Chapter 10, everybody! In which the effects of the cooperative testing initiative are seen….

Don't Starve © 2013 Klei Entertainment

Portal © 2007 Valve

"Wilson."

Wilson jerked awake—he must have dozed off. Sitting up. Oog, his back hurt.

He looked up to see Willow standing over him, one hand on his shoulder to shake him awake, the other holding yet another packet of Twinkies.

"Hungry?" she asked.

"Have you been sneaking food?" he asked, accepting the Twinkies.

"Me? Nooo," she drawled, tossing her head. "I tried, but a little Wilson popped up on my shoulder and started scolding me."

Wilson couldn't help but scoff at that—the closest he normally got to a laugh. Oi, she did have a point.

"Well, we ought to get ready," he declared, standing and stretching a bit. "You take care of…things…and I'll see about finding a first-aid kid—we might need one."

"You won't sneak food while you're at it, will you?"

"Me? Nooo," he mocked. "If I do, I might have a little Willow pop up on my shoulder!"

She laughed—at least that was something.


This cooperative testing initiative thing was beginning to wear on him.

The girl refused to talk to him, which irked him slightly. Why was it that the two people he was stuck with currently either wouldn't talk at all or wouldn't shut up?

The silence he could take, however.

Her antics were what he couldn't.

She seemed bound and determined to sabotage the tests at every turn, fortunately stopping short of dumping him into acid. But still—switching portals when he was about to walk through one, redirecting thermal discouragement beams at the worst possible times, shooting cameras off the wall, or fooling about with the portals and their conservation of momentum.

It was enough to drive him insane, and worse, the test track supervisor was having a ball, howling with laughter at his grief.

He was distinctly frazzled three tracks later, a portion of his hair smoking from a thermal discouragement beam that she had opened up very close to his head. Ow.

He sagged against the side of the elevator as it went to the next testing track, her on the opposite side, as far away from him as possible.

"Listen," he said finally—he might as well air out his grievances. "We can't keep going on like this—you'll kill me if you do."

"That's the plan."

Or he'd kill her. Either way. "This would be a lot easier if we worked together—"

"If you don't shut up, I'll make you look into the operational end of the device."

Oi. "This would go faster if we worked together."

"And why do I care?"

"Well, the sooner we get through these tracks, the sooner we get back to our lives." And I never have to lay eyes on you again, he silently added.

She didn't say anything for the longest time.

"Fine," she sighed.


Wilson watched as Willow flew through the air, landing on a scaffold.

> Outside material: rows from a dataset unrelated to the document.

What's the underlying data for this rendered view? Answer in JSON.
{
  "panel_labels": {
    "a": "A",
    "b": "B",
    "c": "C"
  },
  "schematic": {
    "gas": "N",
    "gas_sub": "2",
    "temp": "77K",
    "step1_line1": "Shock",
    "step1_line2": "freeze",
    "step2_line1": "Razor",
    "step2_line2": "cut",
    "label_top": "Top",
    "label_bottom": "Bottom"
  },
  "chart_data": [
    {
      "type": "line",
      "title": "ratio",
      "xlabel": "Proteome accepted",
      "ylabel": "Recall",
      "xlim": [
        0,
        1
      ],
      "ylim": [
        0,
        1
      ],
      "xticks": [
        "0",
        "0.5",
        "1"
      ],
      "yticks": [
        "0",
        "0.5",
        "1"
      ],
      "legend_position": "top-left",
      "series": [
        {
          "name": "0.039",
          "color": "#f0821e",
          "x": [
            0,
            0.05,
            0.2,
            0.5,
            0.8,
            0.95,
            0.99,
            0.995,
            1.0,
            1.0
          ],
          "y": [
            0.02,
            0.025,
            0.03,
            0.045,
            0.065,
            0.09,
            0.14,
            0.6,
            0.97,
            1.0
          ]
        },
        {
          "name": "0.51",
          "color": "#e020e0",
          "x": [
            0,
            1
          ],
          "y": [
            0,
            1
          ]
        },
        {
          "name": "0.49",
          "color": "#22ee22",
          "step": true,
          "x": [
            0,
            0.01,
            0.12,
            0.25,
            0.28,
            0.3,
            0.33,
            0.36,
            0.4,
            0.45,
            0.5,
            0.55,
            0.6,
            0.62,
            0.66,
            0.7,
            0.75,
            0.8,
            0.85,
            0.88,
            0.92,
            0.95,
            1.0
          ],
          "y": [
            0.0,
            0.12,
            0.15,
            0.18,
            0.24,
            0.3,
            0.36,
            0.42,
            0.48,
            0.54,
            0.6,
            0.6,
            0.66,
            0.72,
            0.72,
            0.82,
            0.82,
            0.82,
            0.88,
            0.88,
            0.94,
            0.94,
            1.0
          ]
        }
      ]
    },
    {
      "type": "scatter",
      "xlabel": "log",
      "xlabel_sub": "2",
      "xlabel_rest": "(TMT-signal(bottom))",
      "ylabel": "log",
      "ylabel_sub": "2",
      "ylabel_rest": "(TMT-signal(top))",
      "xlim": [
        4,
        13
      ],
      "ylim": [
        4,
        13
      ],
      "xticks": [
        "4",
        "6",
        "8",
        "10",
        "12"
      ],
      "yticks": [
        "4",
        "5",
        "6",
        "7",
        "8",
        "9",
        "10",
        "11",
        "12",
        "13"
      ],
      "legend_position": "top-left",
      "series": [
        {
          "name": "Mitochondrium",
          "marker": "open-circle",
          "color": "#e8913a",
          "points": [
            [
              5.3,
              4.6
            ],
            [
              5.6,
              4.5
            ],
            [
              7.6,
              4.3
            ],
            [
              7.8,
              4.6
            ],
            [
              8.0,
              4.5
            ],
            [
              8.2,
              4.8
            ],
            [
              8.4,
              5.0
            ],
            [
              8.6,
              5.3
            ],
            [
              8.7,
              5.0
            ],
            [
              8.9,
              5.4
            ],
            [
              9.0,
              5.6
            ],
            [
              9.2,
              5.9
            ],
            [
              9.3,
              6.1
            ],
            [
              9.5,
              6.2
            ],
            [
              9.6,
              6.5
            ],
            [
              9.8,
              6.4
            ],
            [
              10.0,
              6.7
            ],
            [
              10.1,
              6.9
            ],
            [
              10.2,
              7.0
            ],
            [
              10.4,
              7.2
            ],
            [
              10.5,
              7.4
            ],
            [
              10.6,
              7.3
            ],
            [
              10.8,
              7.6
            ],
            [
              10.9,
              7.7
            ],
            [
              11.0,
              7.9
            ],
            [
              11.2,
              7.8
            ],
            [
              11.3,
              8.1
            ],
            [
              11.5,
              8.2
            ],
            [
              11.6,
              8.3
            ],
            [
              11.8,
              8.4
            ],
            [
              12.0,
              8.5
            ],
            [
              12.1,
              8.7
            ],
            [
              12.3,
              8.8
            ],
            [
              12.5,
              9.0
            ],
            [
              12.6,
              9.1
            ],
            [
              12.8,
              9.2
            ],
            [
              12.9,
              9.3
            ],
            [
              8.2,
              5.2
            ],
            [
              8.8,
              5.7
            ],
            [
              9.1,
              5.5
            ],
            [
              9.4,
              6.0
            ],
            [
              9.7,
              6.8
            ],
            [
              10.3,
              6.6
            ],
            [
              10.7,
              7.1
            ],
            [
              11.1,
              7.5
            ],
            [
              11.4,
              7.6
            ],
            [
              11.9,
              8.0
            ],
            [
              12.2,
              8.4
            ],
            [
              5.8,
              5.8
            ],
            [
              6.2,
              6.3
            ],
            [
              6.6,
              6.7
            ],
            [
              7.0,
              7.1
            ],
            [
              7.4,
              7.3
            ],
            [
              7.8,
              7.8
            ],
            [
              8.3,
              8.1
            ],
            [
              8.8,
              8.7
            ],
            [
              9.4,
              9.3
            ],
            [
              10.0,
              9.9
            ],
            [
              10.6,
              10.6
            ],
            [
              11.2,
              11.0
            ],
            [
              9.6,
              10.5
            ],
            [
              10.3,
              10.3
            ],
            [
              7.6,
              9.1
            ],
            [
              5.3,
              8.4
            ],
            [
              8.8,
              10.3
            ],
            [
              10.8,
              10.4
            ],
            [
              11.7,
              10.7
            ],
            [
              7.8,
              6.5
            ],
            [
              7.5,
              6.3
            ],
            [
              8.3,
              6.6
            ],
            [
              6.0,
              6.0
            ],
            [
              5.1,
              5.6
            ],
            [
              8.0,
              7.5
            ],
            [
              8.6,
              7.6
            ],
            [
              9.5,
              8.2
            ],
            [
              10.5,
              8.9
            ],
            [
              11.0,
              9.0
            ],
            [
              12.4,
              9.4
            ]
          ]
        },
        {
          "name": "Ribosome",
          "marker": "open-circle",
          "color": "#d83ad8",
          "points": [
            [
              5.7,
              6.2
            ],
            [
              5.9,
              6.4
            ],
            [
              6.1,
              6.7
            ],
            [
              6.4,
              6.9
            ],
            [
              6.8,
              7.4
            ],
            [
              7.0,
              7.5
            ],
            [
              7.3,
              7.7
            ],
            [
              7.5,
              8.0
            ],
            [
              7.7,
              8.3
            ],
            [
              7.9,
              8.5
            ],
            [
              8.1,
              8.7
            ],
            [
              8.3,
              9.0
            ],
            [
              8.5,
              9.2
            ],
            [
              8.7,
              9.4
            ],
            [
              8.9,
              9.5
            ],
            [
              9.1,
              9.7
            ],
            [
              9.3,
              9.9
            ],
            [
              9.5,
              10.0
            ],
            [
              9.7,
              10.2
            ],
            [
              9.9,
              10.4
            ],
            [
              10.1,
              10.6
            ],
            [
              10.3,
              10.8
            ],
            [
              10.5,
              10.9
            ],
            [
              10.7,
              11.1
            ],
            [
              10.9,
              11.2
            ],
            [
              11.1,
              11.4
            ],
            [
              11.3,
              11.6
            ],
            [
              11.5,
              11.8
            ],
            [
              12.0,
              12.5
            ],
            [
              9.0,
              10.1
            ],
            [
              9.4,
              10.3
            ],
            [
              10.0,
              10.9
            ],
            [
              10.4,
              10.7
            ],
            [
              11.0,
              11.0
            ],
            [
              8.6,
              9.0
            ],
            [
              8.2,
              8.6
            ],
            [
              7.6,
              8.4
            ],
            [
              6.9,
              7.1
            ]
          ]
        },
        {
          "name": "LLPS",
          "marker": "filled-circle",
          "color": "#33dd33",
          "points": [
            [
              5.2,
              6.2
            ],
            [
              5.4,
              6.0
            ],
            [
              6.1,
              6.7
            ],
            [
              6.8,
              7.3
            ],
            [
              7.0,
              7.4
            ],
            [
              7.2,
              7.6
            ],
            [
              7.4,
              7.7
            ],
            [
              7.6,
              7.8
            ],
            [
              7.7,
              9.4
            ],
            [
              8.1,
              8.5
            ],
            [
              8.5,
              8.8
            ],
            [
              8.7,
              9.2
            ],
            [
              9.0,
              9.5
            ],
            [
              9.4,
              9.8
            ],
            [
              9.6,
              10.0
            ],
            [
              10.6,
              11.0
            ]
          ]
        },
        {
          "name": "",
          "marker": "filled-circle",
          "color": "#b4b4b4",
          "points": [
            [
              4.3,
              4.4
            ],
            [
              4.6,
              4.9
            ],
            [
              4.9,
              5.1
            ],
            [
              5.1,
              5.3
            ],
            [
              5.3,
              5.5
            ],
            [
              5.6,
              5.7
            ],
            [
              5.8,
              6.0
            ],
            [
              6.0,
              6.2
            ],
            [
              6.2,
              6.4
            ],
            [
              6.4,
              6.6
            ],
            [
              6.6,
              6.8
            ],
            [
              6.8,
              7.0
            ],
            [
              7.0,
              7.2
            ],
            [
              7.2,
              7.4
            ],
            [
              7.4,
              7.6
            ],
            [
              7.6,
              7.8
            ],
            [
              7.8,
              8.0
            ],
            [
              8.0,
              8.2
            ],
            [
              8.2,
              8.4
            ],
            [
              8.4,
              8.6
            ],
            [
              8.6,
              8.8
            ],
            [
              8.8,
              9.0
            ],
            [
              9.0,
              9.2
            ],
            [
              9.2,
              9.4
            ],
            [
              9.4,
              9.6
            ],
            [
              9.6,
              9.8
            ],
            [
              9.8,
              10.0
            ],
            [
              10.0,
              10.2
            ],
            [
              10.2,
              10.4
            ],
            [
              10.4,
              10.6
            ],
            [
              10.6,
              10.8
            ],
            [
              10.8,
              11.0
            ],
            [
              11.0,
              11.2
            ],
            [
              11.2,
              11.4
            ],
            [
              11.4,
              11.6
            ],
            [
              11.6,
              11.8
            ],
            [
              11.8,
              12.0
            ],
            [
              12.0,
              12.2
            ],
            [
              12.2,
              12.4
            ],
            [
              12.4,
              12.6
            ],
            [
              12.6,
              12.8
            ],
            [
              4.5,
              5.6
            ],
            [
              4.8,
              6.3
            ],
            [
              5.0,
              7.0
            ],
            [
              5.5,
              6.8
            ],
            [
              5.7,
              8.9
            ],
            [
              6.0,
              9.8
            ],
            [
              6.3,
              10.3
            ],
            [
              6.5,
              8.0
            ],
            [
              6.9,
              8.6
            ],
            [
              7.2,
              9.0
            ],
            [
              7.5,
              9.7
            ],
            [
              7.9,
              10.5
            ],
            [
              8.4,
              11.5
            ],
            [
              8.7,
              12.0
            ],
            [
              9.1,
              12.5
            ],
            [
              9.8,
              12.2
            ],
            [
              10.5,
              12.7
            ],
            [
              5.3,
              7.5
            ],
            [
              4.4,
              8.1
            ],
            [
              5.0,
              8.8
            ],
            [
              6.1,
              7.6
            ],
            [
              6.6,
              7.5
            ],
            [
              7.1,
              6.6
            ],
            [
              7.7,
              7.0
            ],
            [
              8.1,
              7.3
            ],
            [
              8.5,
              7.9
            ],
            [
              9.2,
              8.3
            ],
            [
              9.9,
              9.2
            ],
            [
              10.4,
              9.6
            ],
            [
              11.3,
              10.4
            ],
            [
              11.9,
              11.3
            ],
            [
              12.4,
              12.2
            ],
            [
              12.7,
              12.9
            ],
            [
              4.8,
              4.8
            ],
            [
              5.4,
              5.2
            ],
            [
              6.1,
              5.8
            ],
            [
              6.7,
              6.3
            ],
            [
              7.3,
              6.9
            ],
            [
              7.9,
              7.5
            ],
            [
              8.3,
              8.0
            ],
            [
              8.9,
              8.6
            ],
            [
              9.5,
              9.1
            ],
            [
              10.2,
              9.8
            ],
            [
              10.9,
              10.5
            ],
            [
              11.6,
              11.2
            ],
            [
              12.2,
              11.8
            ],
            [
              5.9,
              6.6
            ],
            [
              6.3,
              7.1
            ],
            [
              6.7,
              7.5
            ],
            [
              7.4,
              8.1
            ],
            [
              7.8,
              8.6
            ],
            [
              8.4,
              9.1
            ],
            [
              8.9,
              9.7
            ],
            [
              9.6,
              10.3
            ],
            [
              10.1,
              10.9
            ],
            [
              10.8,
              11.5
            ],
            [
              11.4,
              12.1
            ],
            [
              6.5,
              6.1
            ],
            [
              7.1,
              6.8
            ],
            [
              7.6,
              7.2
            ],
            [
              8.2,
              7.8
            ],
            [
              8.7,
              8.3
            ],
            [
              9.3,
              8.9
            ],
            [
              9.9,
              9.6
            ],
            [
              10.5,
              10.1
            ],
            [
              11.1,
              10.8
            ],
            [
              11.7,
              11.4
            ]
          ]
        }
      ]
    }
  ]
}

She was so much better at the more physical aspects of testing than he was.

"Are we getting close?" she asked, as he walked through a portal she shot on her level.

"I'm…not quite sure, actually," he said, scratching his neck. "My normal landmarks seem to have rotted away."

She made a noise in the back of her throat and looked up. "What about following the pipes?"

He glanced up to see a cluster of pipes running in the same direction. "That might work," he said. "Especially if we can find a ventilation duct—those have to run to the surface. Or a management rail—that would take us to a control center, and then we could summon an elevator."

"Lead the way then."

He did so.

How far they had come, he reflected. Cooperative testing was a success.

But was there anyone left in KVAS who cared?